Ich begrüße daher die Absicht der SPD, die Kindergartengebühren zu halbieren, als ersten Schritt in die richtige Richtung hin zur vollständigen Abschaffung. Denn qualifizierte Kinderbetreuung ist für mich ein Grundrecht.

Wer glaubt, das wäre schon genug der Grausamkeiten dieser Gruppe, die und der irrt. Und bei dem – für mich und wohl auch viele Einwohner*innen sehr undurchsichtigen Gebahren der Ratsmehrheit kommen mir komische Gedanken: Das Gelände des Freibades Godshorn scheint potentiell interessantes Bauland zu sein, also lasst uns die Betreibergesellschaft möglichst schnell platt machen, indem wir den beantragten erweiterten Betriebskostenzuschuss von 28.000 € mit sofortiger Wirkung ablehnen -  so die Botschaft für mich aus der Drucksache 2017/100. Zwar steuerten einige Redner*innen in ihren Haushaltsreden leicht zurück und bieten an, man könne ja später entscheiden. Aber bitte – wann ist später? Wenn der Betreiber pleite ist?

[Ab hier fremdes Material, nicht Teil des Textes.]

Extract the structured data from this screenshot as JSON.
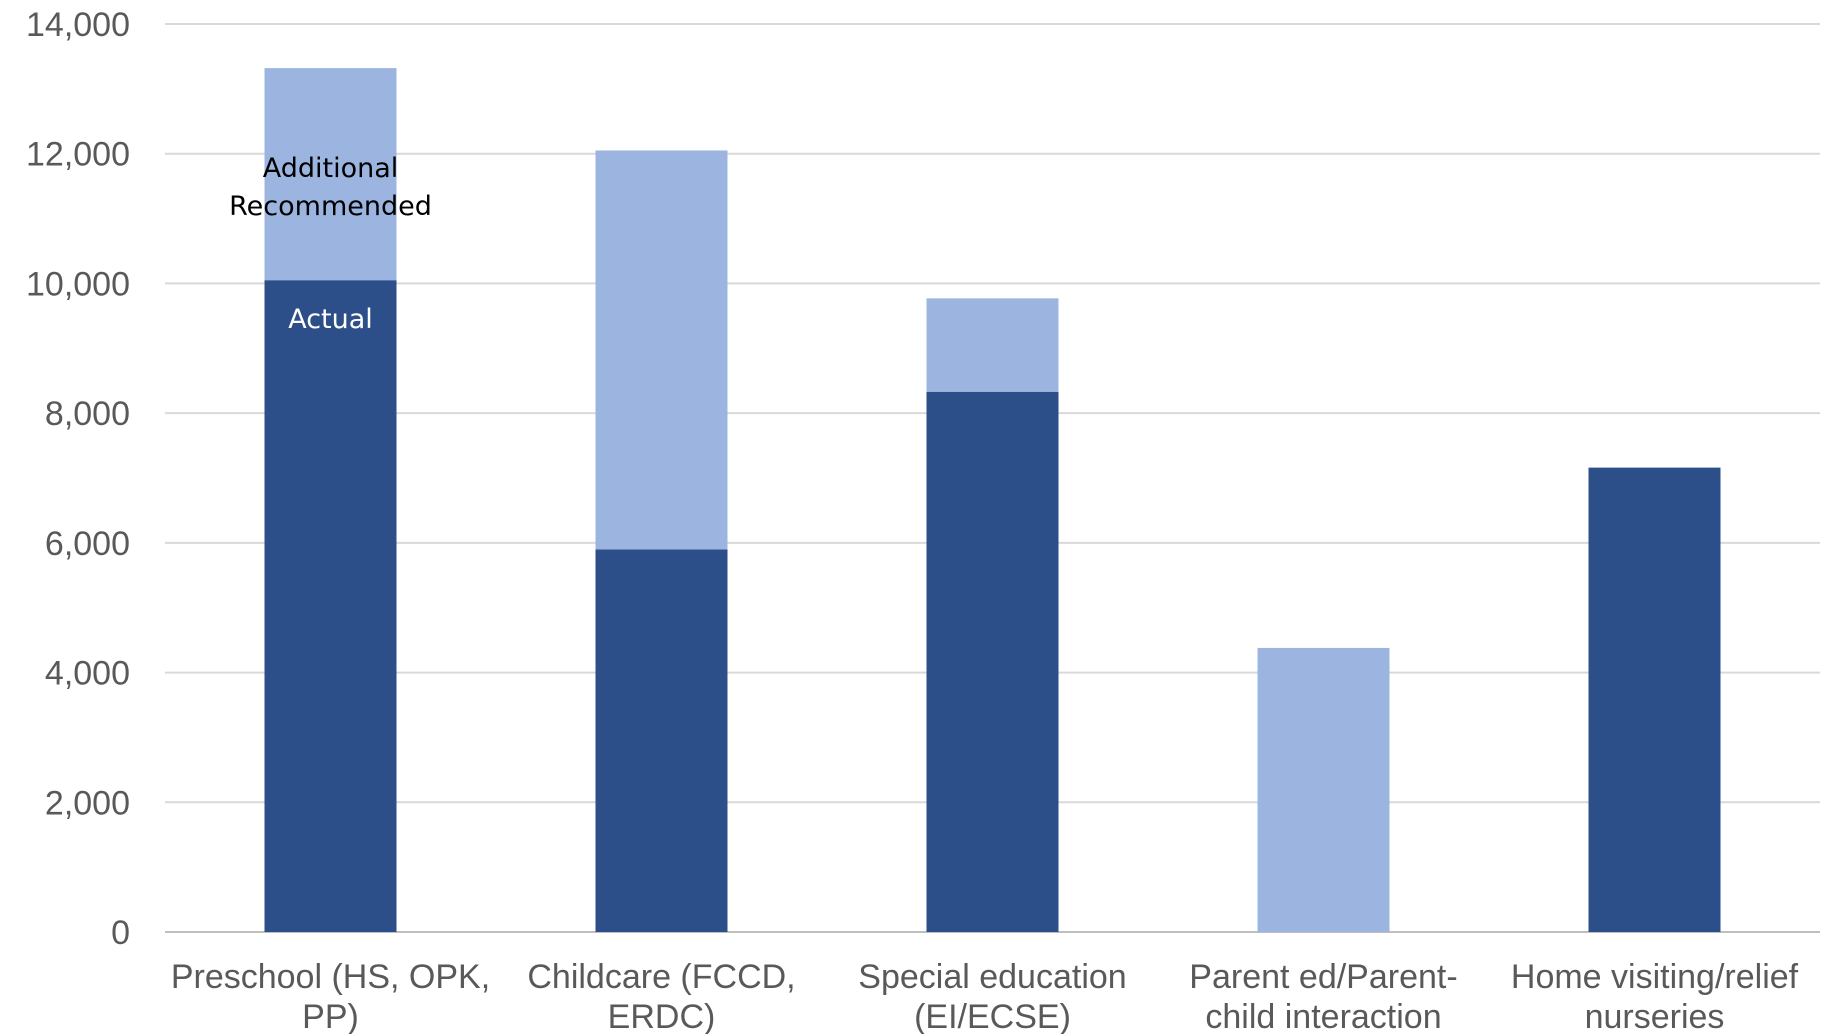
{
  "chart_data": {
    "type": "bar",
    "stacked": true,
    "categories": [
      [
        "Preschool (HS, OPK,",
        "PP)"
      ],
      [
        "Childcare (FCCD,",
        "ERDC)"
      ],
      [
        "Special education",
        "(EI/ECSE)"
      ],
      [
        "Parent ed/Parent-",
        "child interaction"
      ],
      [
        "Home visiting/relief",
        "nurseries"
      ]
    ],
    "series": [
      {
        "name": "Actual",
        "color": "#2c4f8a",
        "values": [
          10050,
          5900,
          8330,
          0,
          7160
        ]
      },
      {
        "name": "Additional Recommended",
        "color": "#9cb4e0",
        "values": [
          3270,
          6150,
          1440,
          4380,
          0
        ]
      }
    ],
    "segment_labels": {
      "actual": [
        "Actual"
      ],
      "additional": [
        "Additional",
        "Recommended"
      ]
    },
    "ylim": [
      0,
      14000
    ],
    "yticks": [
      0,
      2000,
      4000,
      6000,
      8000,
      10000,
      12000,
      14000
    ],
    "ytick_labels": [
      "0",
      "2,000",
      "4,000",
      "6,000",
      "8,000",
      "10,000",
      "12,000",
      "14,000"
    ],
    "grid": true,
    "title": "",
    "xlabel": "",
    "ylabel": ""
  }
}
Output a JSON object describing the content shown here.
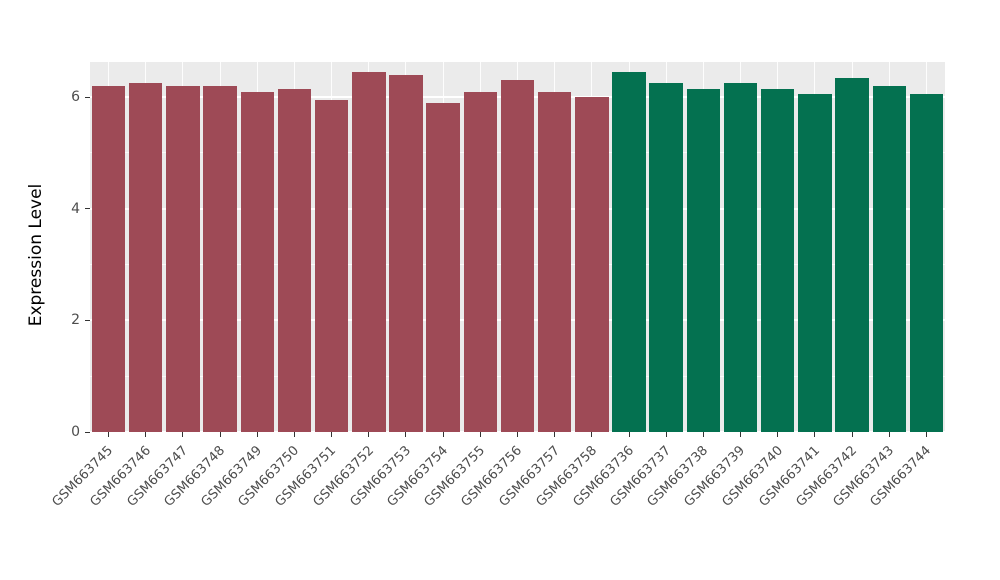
{
  "chart_data": {
    "type": "bar",
    "title": "",
    "xlabel": "",
    "ylabel": "Expression Level",
    "ylim": [
      0,
      6.63
    ],
    "yticks": [
      0,
      2,
      4,
      6
    ],
    "yticks_minor": [
      1,
      3,
      5
    ],
    "grid": true,
    "legend": "none",
    "panel_bg": "#EBEBEB",
    "grid_color": "#FFFFFF",
    "tick_label_color": "#4D4D4D",
    "axis_title_color": "#000000",
    "categories": [
      "GSM663745",
      "GSM663746",
      "GSM663747",
      "GSM663748",
      "GSM663749",
      "GSM663750",
      "GSM663751",
      "GSM663752",
      "GSM663753",
      "GSM663754",
      "GSM663755",
      "GSM663756",
      "GSM663757",
      "GSM663758",
      "GSM663736",
      "GSM663737",
      "GSM663738",
      "GSM663739",
      "GSM663740",
      "GSM663741",
      "GSM663742",
      "GSM663743",
      "GSM663744"
    ],
    "values": [
      6.2,
      6.25,
      6.2,
      6.2,
      6.1,
      6.15,
      5.95,
      6.45,
      6.4,
      5.9,
      6.1,
      6.3,
      6.1,
      6.0,
      6.45,
      6.25,
      6.15,
      6.25,
      6.15,
      6.05,
      6.35,
      6.2,
      6.05
    ],
    "groups": [
      "group1",
      "group1",
      "group1",
      "group1",
      "group1",
      "group1",
      "group1",
      "group1",
      "group1",
      "group1",
      "group1",
      "group1",
      "group1",
      "group1",
      "group2",
      "group2",
      "group2",
      "group2",
      "group2",
      "group2",
      "group2",
      "group2",
      "group2"
    ],
    "group_colors": {
      "group1": "#9E4A56",
      "group2": "#047150"
    }
  }
}
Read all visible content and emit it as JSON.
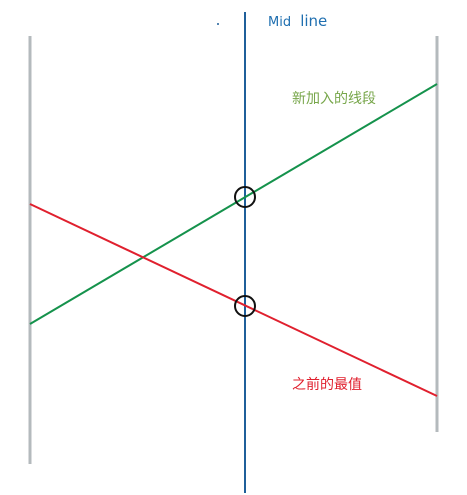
{
  "labels": {
    "mid_line_prefix": "Mid",
    "mid_line_suffix": "line",
    "new_segment": "新加入的线段",
    "previous_max": "之前的最值"
  },
  "colors": {
    "boundary": "#b4babd",
    "mid_line": "#1f5f9a",
    "new_segment": "#15924c",
    "previous_max": "#e0202e",
    "mid_label": "#1f6fb0",
    "new_label": "#77a64a",
    "prev_label": "#e0202e",
    "intersection_marker": "#111111"
  }
}
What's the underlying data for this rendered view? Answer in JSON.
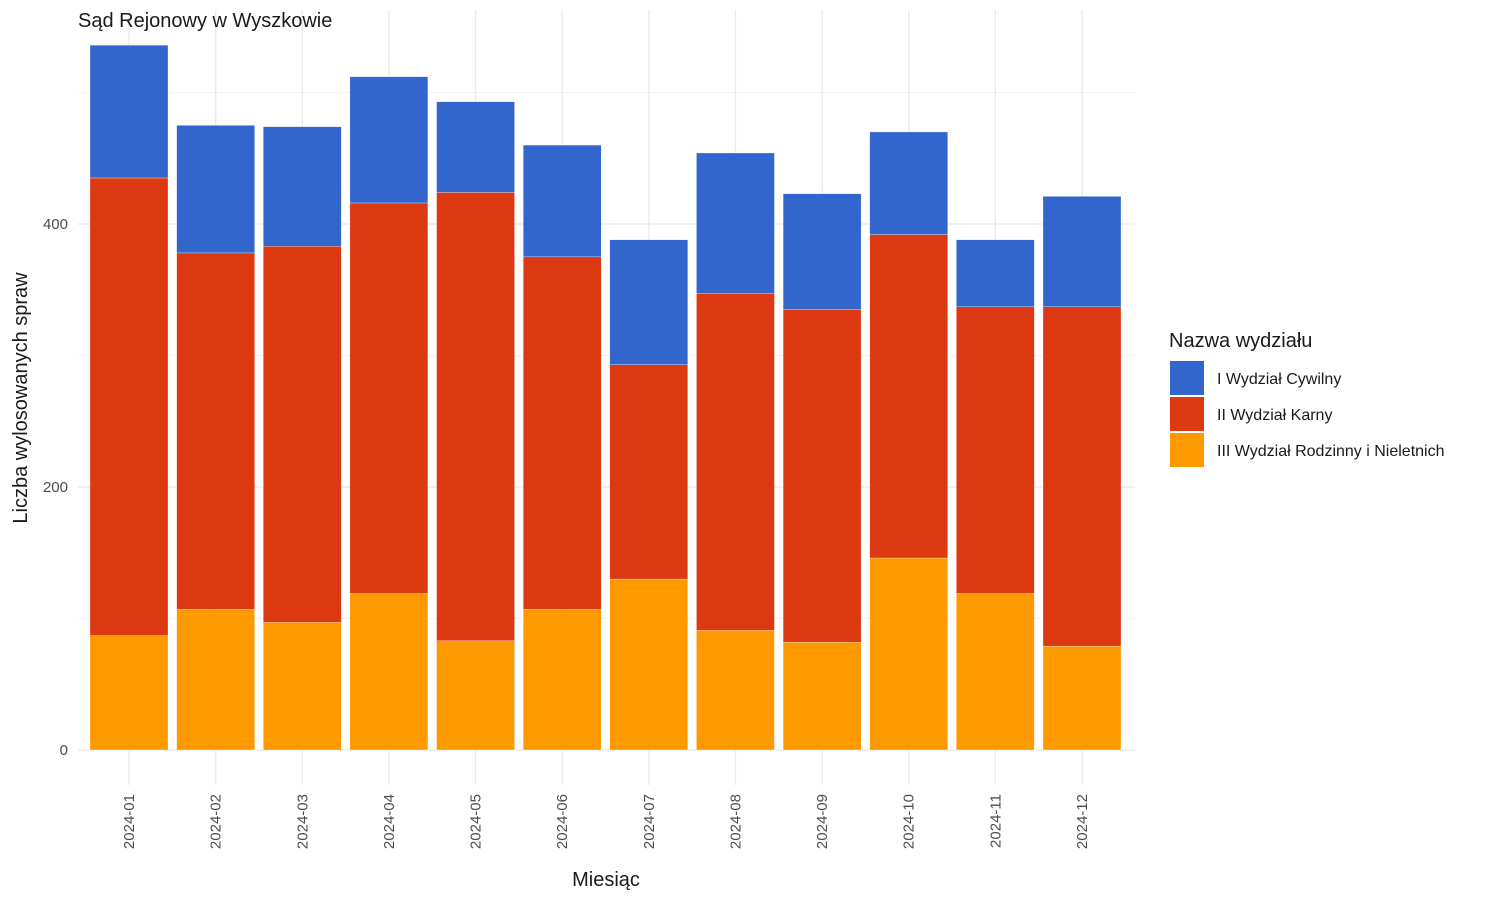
{
  "chart_data": {
    "type": "bar",
    "stacked": true,
    "title": "Sąd Rejonowy w Wyszkowie",
    "xlabel": "Miesiąc",
    "ylabel": "Liczba wylosowanych spraw",
    "ylim": [
      0,
      540
    ],
    "yticks": [
      0,
      200,
      400
    ],
    "grid": true,
    "legend_title": "Nazwa wydziału",
    "legend_position": "right",
    "categories": [
      "2024-01",
      "2024-02",
      "2024-03",
      "2024-04",
      "2024-05",
      "2024-06",
      "2024-07",
      "2024-08",
      "2024-09",
      "2024-10",
      "2024-11",
      "2024-12"
    ],
    "series": [
      {
        "name": "III Wydział Rodzinny i Nieletnich",
        "color": "#FF9900",
        "values": [
          87,
          107,
          97,
          119,
          83,
          107,
          130,
          91,
          82,
          146,
          119,
          79
        ]
      },
      {
        "name": "II Wydział Karny",
        "color": "#DC3912",
        "values": [
          348,
          271,
          286,
          297,
          341,
          268,
          163,
          256,
          253,
          246,
          218,
          258
        ]
      },
      {
        "name": "I Wydział Cywilny",
        "color": "#3366CC",
        "values": [
          101,
          97,
          91,
          96,
          69,
          85,
          95,
          107,
          88,
          78,
          51,
          84
        ]
      }
    ],
    "legend_order": [
      "I Wydział Cywilny",
      "II Wydział Karny",
      "III Wydział Rodzinny i Nieletnich"
    ]
  }
}
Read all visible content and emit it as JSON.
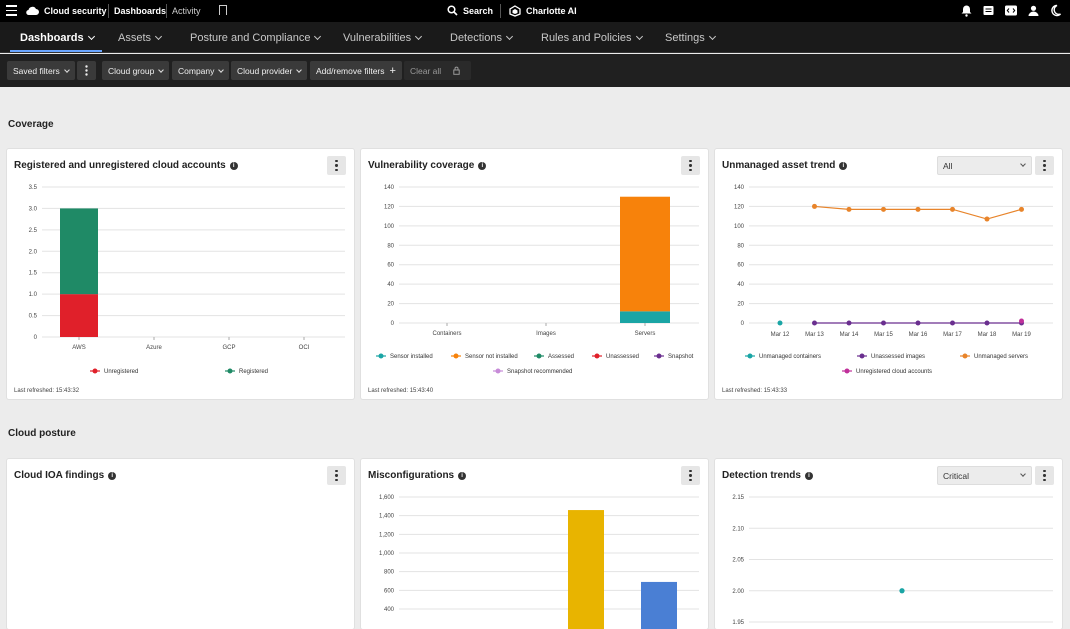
{
  "topbar": {
    "app_title": "Cloud security",
    "dashboards": "Dashboards",
    "activity": "Activity",
    "search": "Search",
    "assistant": "Charlotte AI"
  },
  "nav": {
    "items": [
      {
        "label": "Dashboards",
        "active": true
      },
      {
        "label": "Assets"
      },
      {
        "label": "Posture and Compliance"
      },
      {
        "label": "Vulnerabilities"
      },
      {
        "label": "Detections"
      },
      {
        "label": "Rules and Policies"
      },
      {
        "label": "Settings"
      }
    ]
  },
  "filters": {
    "saved": "Saved filters",
    "cloud_group": "Cloud group",
    "company": "Company",
    "cloud_provider": "Cloud provider",
    "add_remove": "Add/remove filters",
    "clear_all": "Clear all"
  },
  "sections": {
    "coverage": "Coverage",
    "posture": "Cloud posture"
  },
  "cards": {
    "accounts": {
      "title": "Registered and unregistered cloud accounts",
      "refreshed": "Last refreshed: 15:43:32"
    },
    "vuln": {
      "title": "Vulnerability coverage",
      "refreshed": "Last refreshed: 15:43:40"
    },
    "unmanaged": {
      "title": "Unmanaged asset trend",
      "refreshed": "Last refreshed: 15:43:33",
      "filter": "All"
    },
    "ioa": {
      "title": "Cloud IOA findings"
    },
    "misconfig": {
      "title": "Misconfigurations"
    },
    "detection": {
      "title": "Detection trends",
      "filter": "Critical"
    }
  },
  "chart_data": [
    {
      "id": "accounts",
      "type": "bar",
      "stacked": true,
      "categories": [
        "AWS",
        "Azure",
        "GCP",
        "OCI"
      ],
      "series": [
        {
          "name": "Unregistered",
          "color": "#e0202a",
          "values": [
            1,
            0,
            0,
            0
          ]
        },
        {
          "name": "Registered",
          "color": "#1f8a66",
          "values": [
            2,
            0,
            0,
            0
          ]
        }
      ],
      "ylim": [
        0,
        3.5
      ],
      "yticks": [
        "0",
        "0.5",
        "1.0",
        "1.5",
        "2.0",
        "2.5",
        "3.0",
        "3.5"
      ]
    },
    {
      "id": "vuln",
      "type": "bar",
      "stacked": true,
      "categories": [
        "Containers",
        "Images",
        "Servers"
      ],
      "series": [
        {
          "name": "Sensor installed",
          "color": "#1aa5a5",
          "values": [
            0,
            0,
            12
          ]
        },
        {
          "name": "Sensor not installed",
          "color": "#f7820b",
          "values": [
            0,
            0,
            118
          ]
        },
        {
          "name": "Assessed",
          "color": "#1f8a66",
          "values": [
            0,
            0,
            0
          ]
        },
        {
          "name": "Unassessed",
          "color": "#e0202a",
          "values": [
            0,
            0,
            0
          ]
        },
        {
          "name": "Snapshot",
          "color": "#6a2f8f",
          "values": [
            0,
            0,
            0
          ]
        },
        {
          "name": "Snapshot recommended",
          "color": "#c78bd8",
          "values": [
            0,
            0,
            0
          ]
        }
      ],
      "ylim": [
        0,
        140
      ],
      "yticks": [
        "0",
        "20",
        "40",
        "60",
        "80",
        "100",
        "120",
        "140"
      ]
    },
    {
      "id": "unmanaged",
      "type": "line",
      "x": [
        "Mar 12",
        "Mar 13",
        "Mar 14",
        "Mar 15",
        "Mar 16",
        "Mar 17",
        "Mar 18",
        "Mar 19"
      ],
      "series": [
        {
          "name": "Unmanaged containers",
          "color": "#1aa5a5",
          "values": [
            0,
            null,
            null,
            null,
            null,
            null,
            null,
            null
          ]
        },
        {
          "name": "Unassessed images",
          "color": "#6a2f8f",
          "values": [
            null,
            0,
            0,
            0,
            0,
            0,
            0,
            0
          ]
        },
        {
          "name": "Unmanaged servers",
          "color": "#e8842a",
          "values": [
            null,
            120,
            117,
            117,
            117,
            117,
            107,
            117
          ]
        },
        {
          "name": "Unregistered cloud accounts",
          "color": "#c0309a",
          "values": [
            null,
            null,
            null,
            null,
            null,
            null,
            null,
            2
          ]
        }
      ],
      "ylim": [
        0,
        140
      ],
      "yticks": [
        "0",
        "20",
        "40",
        "60",
        "80",
        "100",
        "120",
        "140"
      ]
    },
    {
      "id": "misconfig",
      "type": "bar",
      "categories": [
        "",
        ""
      ],
      "series": [
        {
          "name": "",
          "color": "#e8b400",
          "values": [
            1460,
            null
          ]
        },
        {
          "name": "",
          "color": "#4a7fd4",
          "values": [
            null,
            690
          ]
        }
      ],
      "ylim": [
        400,
        1600
      ],
      "yticks": [
        "400",
        "600",
        "800",
        "1,000",
        "1,200",
        "1,400",
        "1,600"
      ]
    },
    {
      "id": "detection",
      "type": "scatter",
      "points": [
        {
          "x": 0,
          "y": 2.0
        }
      ],
      "color": "#1aa5a5",
      "ylim": [
        1.95,
        2.15
      ],
      "yticks": [
        "1.95",
        "2.00",
        "2.05",
        "2.10",
        "2.15"
      ]
    }
  ]
}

Mit der Zustimmung für diesen Zuschuss würden wir uns eine Öffnung des Freibades Godshorn über die dortige Hallenbadschließung hinaus zumindest offenhalten, zumal die Wasserwelt Langenhagen (noch) keinen Außenbereich hat – Hätte doch was für Godshorn und auch darüber hinaus – oder?

--- und hat vielleicht noch jemand der hier Anwesenden im Kopf, was die Schüler*innen bei Pimp your town für das Bad Godshorn vorgeschlagen haben? -… oder war das nicht so wichtig??

Insgesamt fehlt es mir hier bei der Politik in Langenhagen noch deutlich am Willen, die Einwohner*innen unserer Stadt mitzunehmen, ernst zu nehmen und zu beteiligen. Wir haben zwar einen Bürgerhaushalt, aber da ist noch vieles im Argen. So hat die letzte Beteiligung gezeigt, dass das Interesse nicht nur stagniert, sondern sogar abnimmt. Auch da wird es dringend Zeit, noch mehr Gehirnschmalz und Geld einzusetzen, um eine Beteiligung attraktiver zu machen. Für die Bürger*innen „lohnt“ dieser Einsatz aber nur, wenn sie hinterher auch sehen, dass die Politik ihre Vorschläge ernst nimmt und sich dafür einsetzt. Auch das sehe ich bisher so nicht.

Und zum Schluss möchte ich doch noch mal zur Verwaltung zurückkommen: Vorgaben für das Verwaltungshandeln müssen aus der Politik kommen – und da gibt es noch sehr viel Verbesserungsbedarf. Wenn Vorschläge zur Haushaltspolitik ziemlich oft anfangen mit: „Die Verwaltung wird beauftragt…, dann gibt nicht die Politik das Handeln vor. Ein nettes Beispiel ist der Antrag: Die Verwaltung wird beauftragt eine Förderrichtlinie für die Zuwendungen zu erarbeiten – und? Was soll da drin stehen? Erst wenn ich auch das politische Ziel konkret beschreibe, wo es denn hingehen soll, deutlich über 2 Sätze hinaus, dann kann ich die „Verwaltung beauftragen“…und die Verwaltung kann dann auch deutlich zielgerichteter und effektiver arbeiten.